When I print this, it is showing as my[REDACTED]territoy as the intg keyword is in this. I am not expecting this behaviour as this is entirely a different variable. How can I get the value as myintgterritoy?

I tried an approach where I can put the actual value with a whitespace using the below code to a new variable.

new_prm = ''
for char in prm:
  new_prm += char + ' '

But when I replace space with empty string, it is giving the result back as my[REDACTED]territoy.

new_prm.replace(' ','')

I am expecting the output as myintgterritoy.


Solution

  • It's not possible, Databricks just scans entire output for occurences of secret values and replaces them with "[REDACTED]".

    It is helpless if you transform the value. For example, like you tried already, you could insert spaces between characters and that would reveal the value. You can use a trick with an invisible character - for example Unicode invisible separator, which is encoded as 0xE281A3 in UTF-8.

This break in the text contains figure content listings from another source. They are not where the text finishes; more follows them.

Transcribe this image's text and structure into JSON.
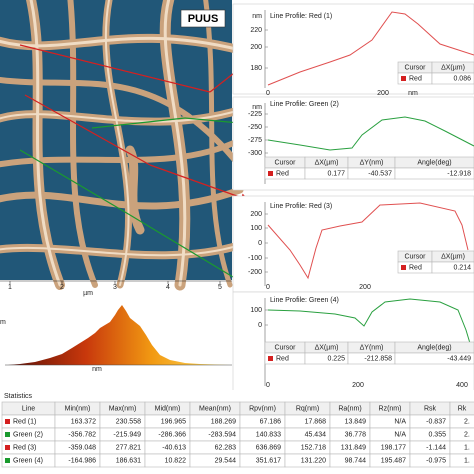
{
  "image": {
    "label": "PUUS",
    "x_ticks": [
      "1",
      "2",
      "3",
      "4",
      "5"
    ],
    "x_unit": "µm"
  },
  "histogram": {
    "left_label": "m",
    "unit": "nm"
  },
  "profiles": [
    {
      "title": "Line Profile: Red (1)",
      "y_unit": "nm",
      "y_ticks": [
        "220",
        "200",
        "180"
      ],
      "x_ticks": [
        "0",
        "200"
      ],
      "x_unit": "nm",
      "cursor_table": {
        "headers": [
          "Cursor",
          "ΔX(µm)"
        ],
        "row": [
          "Red",
          "0.086"
        ]
      }
    },
    {
      "title": "Line Profile: Green (2)",
      "y_unit": "nm",
      "y_ticks": [
        "-225",
        "-250",
        "-275",
        "-300"
      ],
      "cursor_table": {
        "headers": [
          "Cursor",
          "ΔX(µm)",
          "ΔY(nm)",
          "Angle(deg)"
        ],
        "row": [
          "Red",
          "0.177",
          "-40.537",
          "-12.918"
        ]
      }
    },
    {
      "title": "Line Profile: Red (3)",
      "y_ticks": [
        "200",
        "100",
        "0",
        "-100",
        "-200"
      ],
      "x_ticks": [
        "0",
        "200"
      ],
      "cursor_table": {
        "headers": [
          "Cursor",
          "ΔX(µm)"
        ],
        "row": [
          "Red",
          "0.214"
        ]
      }
    },
    {
      "title": "Line Profile: Green (4)",
      "y_ticks": [
        "100",
        "0"
      ],
      "x_ticks": [
        "0",
        "200",
        "400"
      ],
      "cursor_table": {
        "headers": [
          "Cursor",
          "ΔX(µm)",
          "ΔY(nm)",
          "Angle(deg)"
        ],
        "row": [
          "Red",
          "0.225",
          "-212.858",
          "-43.449"
        ]
      }
    }
  ],
  "statistics": {
    "title": "Statistics",
    "headers": [
      "Line",
      "Min(nm)",
      "Max(nm)",
      "Mid(nm)",
      "Mean(nm)",
      "Rpv(nm)",
      "Rq(nm)",
      "Ra(nm)",
      "Rz(nm)",
      "Rsk",
      "Rk"
    ],
    "rows": [
      [
        "Red (1)",
        "163.372",
        "230.558",
        "196.965",
        "188.269",
        "67.186",
        "17.868",
        "13.849",
        "N/A",
        "-0.837",
        "2."
      ],
      [
        "Green (2)",
        "-356.782",
        "-215.949",
        "-286.366",
        "-283.594",
        "140.833",
        "45.434",
        "36.778",
        "N/A",
        "0.355",
        "2."
      ],
      [
        "Red (3)",
        "-359.048",
        "277.821",
        "-40.613",
        "62.283",
        "636.869",
        "152.718",
        "131.849",
        "198.177",
        "-1.144",
        "1."
      ],
      [
        "Green (4)",
        "-164.986",
        "186.631",
        "10.822",
        "29.544",
        "351.617",
        "131.220",
        "98.744",
        "195.487",
        "-0.975",
        "1."
      ]
    ]
  }
}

    invisible_sep = bytes.fromhex("E281A3").decode("utf-8")
    secret = dbutils.secrets.get("myscrope", "environment")
    plaintextSecret = secret.replace("", invisible_sep)
    print(secret)  # would print "[REDACTED]"
    print(plaintextSecret)  # would print "intg"
    

    Note that what looks like "intg" in reality is "<sep>i<sep>n<sep>t<sep>g<sep>" - so the separator is still there, just invisible, and will remain if you eg. copy-paste the value.

    Better, use secret scope for what really is a secret and for other variables pick other tools like Azure App Configuration or Consul KV or maybe just a config file.